A closeup view of Fig. 2 reveals extensive dragging of sediment layers along both sides of the faulted contact between the two units. This cannot happen with deeply buried and partially cemented rocks.
The exposure we’ve been discussing is located near Site 22 in Fig. 5. The next stop takes us to Black Mountain, Site 4 in Fig. 5, where we’ll examine some turbidites deposited during the same broad interval (443-427 Ma).
The Black Mountain Sandstone is called a flysch, part of a sequence grading from deep water turbidity current sediments to shallow water shale and sandstone. We aren’t going to be able to determine that much detail from our field work. The beds vary from nearly horizontal (Fig. 6) to dipping at more than 30 degrees (Fig. 7).
Figures 6A and B were taken at a single exposure along a road cut. The thin sand layer (white in both panels) is continuous between them. This layer is less than 1 foot thick. A massive sand layer is separated from it by layer of mud.
Figure 7 is how the rocks typically appeared. They are jointed and brittle and it is difficult to discern any sedimentary structures in them (Fig. 8).
A close-up examination of Fig. 8A suggests that there are some larger particles present, but I wouldn’t bet on it. Discerning fine sediment structures in fine-sand turbidites requires breaking a lot of hand samples off from the exposure, and I don’t do that. I have to live with what’s visible at the outcrop. There is a hint of slight cross-bedding, dipping to the left in the lower-right corner of panel A. Figure 8B gives the impression of layering that dips to the left as well (these samples were in place but the photos are not oriented). There is also evidence of angular fragments consistent with a turbidity current, which transports larger grains as bed load in a predominantly fine matrix.
We had the opportunity to take a few photos of a spectacular road cut of the Canberra formation (also 443-427 Ma) located on the eastern edge of Fig. 5. This formation consists of finer clastic sediments and some volcaniclastics. We couldn’t stop for a close examination because of heavy weekend traffic and no place to pullover, so we drove slowly where there was a passing lane and took a lot of photos. Figure 9 is representative of what we saw (after the fact).
These were two identifiable (to me) folds with thrust faults. The area labeled “Fault Zone” had no recognizable bedding and tended to be fragmented.

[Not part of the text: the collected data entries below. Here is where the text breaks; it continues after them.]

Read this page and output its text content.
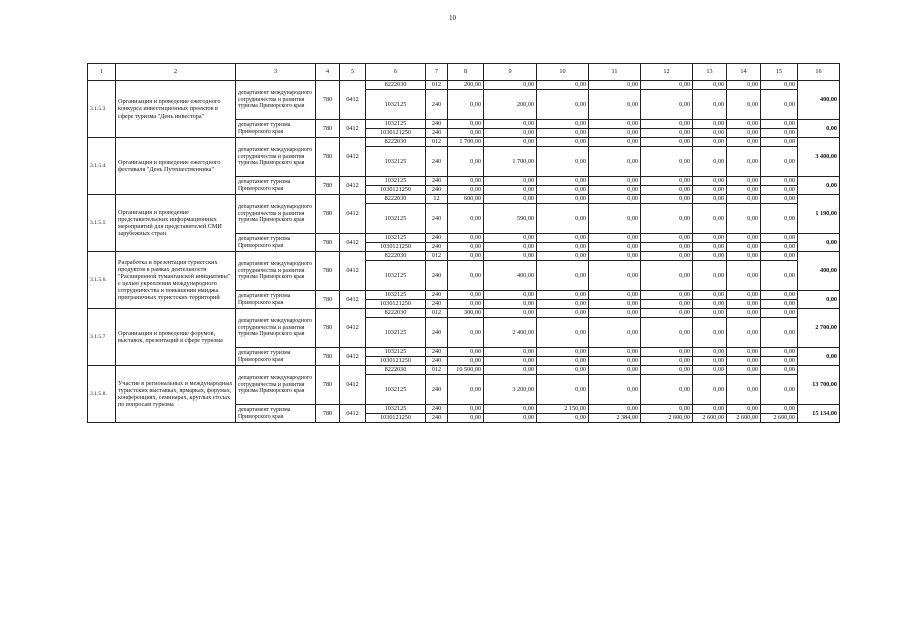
10
1	2	3	4	5	6	7	8	9	10	11	12	13	14	15	16
3.1.5.3	Организация и проведение ежегодного конкурса инвестиционных проектов в сфере туризма "День инвестора"	департамент международного сотрудничества и развития туризма Приморского края	780	0412	8222030	012	200,00	0,00	0,00	0,00	0,00	0,00	0,00	0,00	400,00
					1032125	240	0,00	200,00	0,00	0,00	0,00	0,00	0,00	0,00	
		департамент туризма Приморского края	780	0412	1032125	240	0,00	0,00	0,00	0,00	0,00	0,00	0,00	0,00	0,00
					1030121250	240	0,00	0,00	0,00	0,00	0,00	0,00	0,00	0,00	
3.1.5.4	Организация и проведение ежегодного фестиваля "День Путешественника"	департамент международного сотрудничества и развития туризма Приморского края	780	0412	8222030	012	1 700,00	0,00	0,00	0,00	0,00	0,00	0,00	0,00	3 400,00
					1032125	240	0,00	1 700,00	0,00	0,00	0,00	0,00	0,00	0,00	
		департамент туризма Приморского края	780	0412	1032125	240	0,00	0,00	0,00	0,00	0,00	0,00	0,00	0,00	0,00
					1030121250	240	0,00	0,00	0,00	0,00	0,00	0,00	0,00	0,00	
3.1.5.5	Организация и проведение представительских информационных мероприятий для представителей СМИ зарубежных стран	департамент международного сотрудничества и развития туризма Приморского края	780	0412	8222030	12	600,00	0,00	0,00	0,00	0,00	0,00	0,00	0,00	1 190,00
					1032125	240	0,00	590,00	0,00	0,00	0,00	0,00	0,00	0,00	
		департамент туризма Приморского края	780	0412	1032125	240	0,00	0,00	0,00	0,00	0,00	0,00	0,00	0,00	0,00
					1030121250	240	0,00	0,00	0,00	0,00	0,00	0,00	0,00	0,00	
3.1.5.6.	Разработка и презентация туристских продуктов в рамках деятельности "Расширенной туманганской инициативы" с целью укрепления международного сотрудничества и повышения имиджа приграничных туристских территорий	департамент международного сотрудничества и развития туризма Приморского края	780	0412	8222030	012	0,00	0,00	0,00	0,00	0,00	0,00	0,00	0,00	400,00
					1032125	240	0,00	400,00	0,00	0,00	0,00	0,00	0,00	0,00	
		департамент туризма Приморского края	780	0412	1032125	240	0,00	0,00	0,00	0,00	0,00	0,00	0,00	0,00	0,00
					1030121250	240	0,00	0,00	0,00	0,00	0,00	0,00	0,00	0,00	
3.1.5.7	Организация и проведение форумов, выставок, презентаций в сфере туризма	департамент международного сотрудничества и развития туризма Приморского края	780	0412	8222030	012	300,00	0,00	0,00	0,00	0,00	0,00	0,00	0,00	2 700,00
					1032125	240	0,00	2 400,00	0,00	0,00	0,00	0,00	0,00	0,00	
		департамент туризма Приморского края	780	0412	1032125	240	0,00	0,00	0,00	0,00	0,00	0,00	0,00	0,00	0,00
					1030121250	240	0,00	0,00	0,00	0,00	0,00	0,00	0,00	0,00	
3.1.5.8.	Участие в региональных и международных туристских выставках, ярмарках, форумах, конференциях, семинарах, круглых столах по вопросам туризма	департамент международного сотрудничества и развития туризма Приморского края	780	0412	8222030	012	10 500,00	0,00	0,00	0,00	0,00	0,00	0,00	0,00	13 700,00
					1032125	240	0,00	3 200,00	0,00	0,00	0,00	0,00	0,00	0,00	
		департамент туризма Приморского края	780	0412	1032125	240	0,00	0,00	2 150,00	0,00	0,00	0,00	0,00	0,00	15 134,00
					1030121250	240	0,00	0,00	0,00	2 384,00	2 600,00	2 600,00	2 600,00	2 600,00	
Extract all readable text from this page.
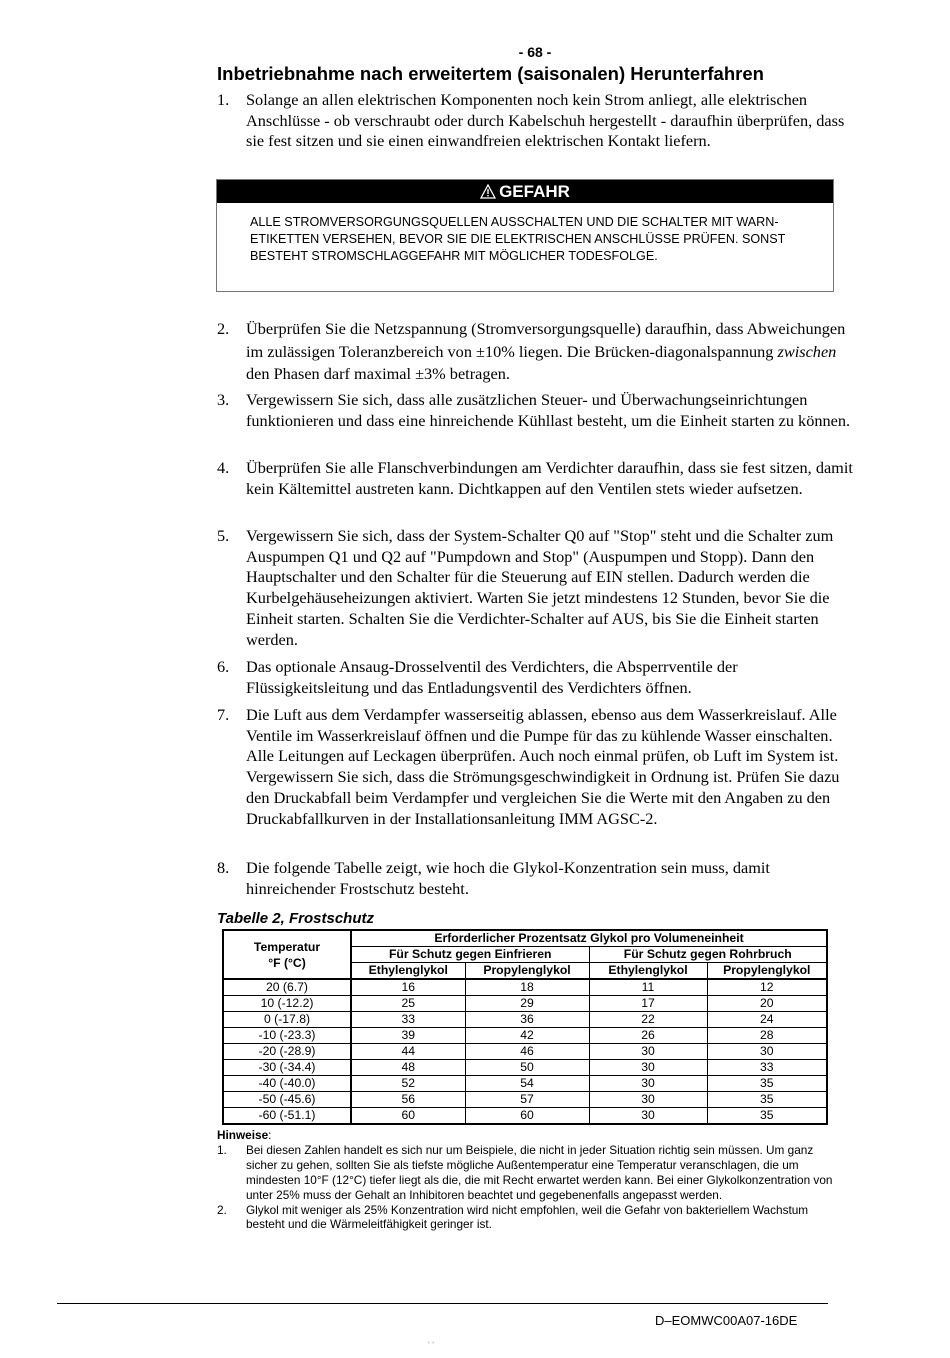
- 68 -
Inbetriebnahme nach erweitertem (saisonalen) Herunterfahren
1. Solange an allen elektrischen Komponenten noch kein Strom anliegt, alle elektrischen Anschlüsse - ob verschraubt oder durch Kabelschuh hergestellt - daraufhin überprüfen, dass sie fest sitzen und sie einen einwandfreien elektrischen Kontakt liefern.
GEFAHR
ALLE STROMVERSORGUNGSQUELLEN AUSSCHALTEN UND DIE SCHALTER MIT WARN-ETIKETTEN VERSEHEN, BEVOR SIE DIE ELEKTRISCHEN ANSCHLÜSSE PRÜFEN. SONST BESTEHT STROMSCHLAGGEFAHR MIT MÖGLICHER TODESFOLGE.
2. Überprüfen Sie die Netzspannung (Stromversorgungsquelle) daraufhin, dass Abweichungen im zulässigen Toleranzbereich von ±10% liegen. Die Brücken-diagonalspannung zwischen den Phasen darf maximal ±3% betragen.
3. Vergewissern Sie sich, dass alle zusätzlichen Steuer- und Überwachungseinrichtungen funktionieren und dass eine hinreichende Kühllast besteht, um die Einheit starten zu können.
4. Überprüfen Sie alle Flanschverbindungen am Verdichter daraufhin, dass sie fest sitzen, damit kein Kältemittel austreten kann. Dichtkappen auf den Ventilen stets wieder aufsetzen.
5. Vergewissern Sie sich, dass der System-Schalter Q0 auf "Stop" steht und die Schalter zum Auspumpen Q1 und Q2 auf "Pumpdown and Stop" (Auspumpen und Stopp). Dann den Hauptschalter und den Schalter für die Steuerung auf EIN stellen. Dadurch werden die Kurbelgehäuseheizungen aktiviert. Warten Sie jetzt mindestens 12 Stunden, bevor Sie die Einheit starten. Schalten Sie die Verdichter-Schalter auf AUS, bis Sie die Einheit starten werden.
6. Das optionale Ansaug-Drosselventil des Verdichters, die Absperrventile der Flüssigkeitsleitung und das Entladungsventil des Verdichters öffnen.
7. Die Luft aus dem Verdampfer wasserseitig ablassen, ebenso aus dem Wasserkreislauf. Alle Ventile im Wasserkreislauf öffnen und die Pumpe für das zu kühlende Wasser einschalten. Alle Leitungen auf Leckagen überprüfen. Auch noch einmal prüfen, ob Luft im System ist. Vergewissern Sie sich, dass die Strömungsgeschwindigkeit in Ordnung ist. Prüfen Sie dazu den Druckabfall beim Verdampfer und vergleichen Sie die Werte mit den Angaben zu den Druckabfallkurven in der Installationsanleitung IMM AGSC-2.
8. Die folgende Tabelle zeigt, wie hoch die Glykol-Konzentration sein muss, damit hinreichender Frostschutz besteht.
Tabelle 2, Frostschutz
Temperatur
°F (°C)	Erforderlicher Prozentsatz Glykol pro Volumeneinheit			
	Für Schutz gegen Einfrieren		Für Schutz gegen Rohrbruch	
	Ethylenglykol	Propylenglykol	Ethylenglykol	Propylenglykol
20 (6.7)	16	18	11	12
10 (-12.2)	25	29	17	20
0 (-17.8)	33	36	22	24
-10 (-23.3)	39	42	26	28
-20 (-28.9)	44	46	30	30
-30 (-34.4)	48	50	30	33
-40 (-40.0)	52	54	30	35
-50 (-45.6)	56	57	30	35
-60 (-51.1)	60	60	30	35
Hinweise:
1. Bei diesen Zahlen handelt es sich nur um Beispiele, die nicht in jeder Situation richtig sein müssen. Um ganz sicher zu gehen, sollten Sie als tiefste mögliche Außentemperatur eine Temperatur veranschlagen, die um mindesten 10°F (12°C) tiefer liegt als die, die mit Recht erwartet werden kann. Bei einer Glykolkonzentration von unter 25% muss der Gehalt an Inhibitoren beachtet und gegebenenfalls angepasst werden.
2. Glykol mit weniger als 25% Konzentration wird nicht empfohlen, weil die Gefahr von bakteriellem Wachstum besteht und die Wärmeleitfähigkeit geringer ist.
D–EOMWC00A07-16DE
' '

Other photos revealed vertical to overturned beds or breccia zones with no discernible structure.
The final example of siliciclastic sediments from this orogeny is from Site 10 (Fig. 5), a fine-grained, volcaniclastic sandstone deposited around 424 Ma.
Figure 10A gives more technical details than I can give, and it is a good example of how seriously Australian’s take geology. Anything accessible has a sign explaining its geological history. Panel B shows the anticline hinge that made the site famous. Figure 10C shows the fine lamination expected in a fine-sandstone, with indications of soft-sediment deformation as well (near the key fob). Panel D shows what’s left of the hinge point. Looking back at Fig. 10B, the hinge (greatest curvature) is to the left of Yoko. That’s what is shown in panel D. In other words, this anticline was folding over like so many others (e.g., Fig 9) when the rocks were deeply buried and being compressed. I walked all around the site but found no glaring evidence of the fault referred to in Fig. 10A.
That does it for this post. We’ve looked at sediments deposited over a 60 million-year interval during an orogeny, and how they’ve been deformed since. We’ll get back to that in a later post, when we put this road trip into the bigger picture.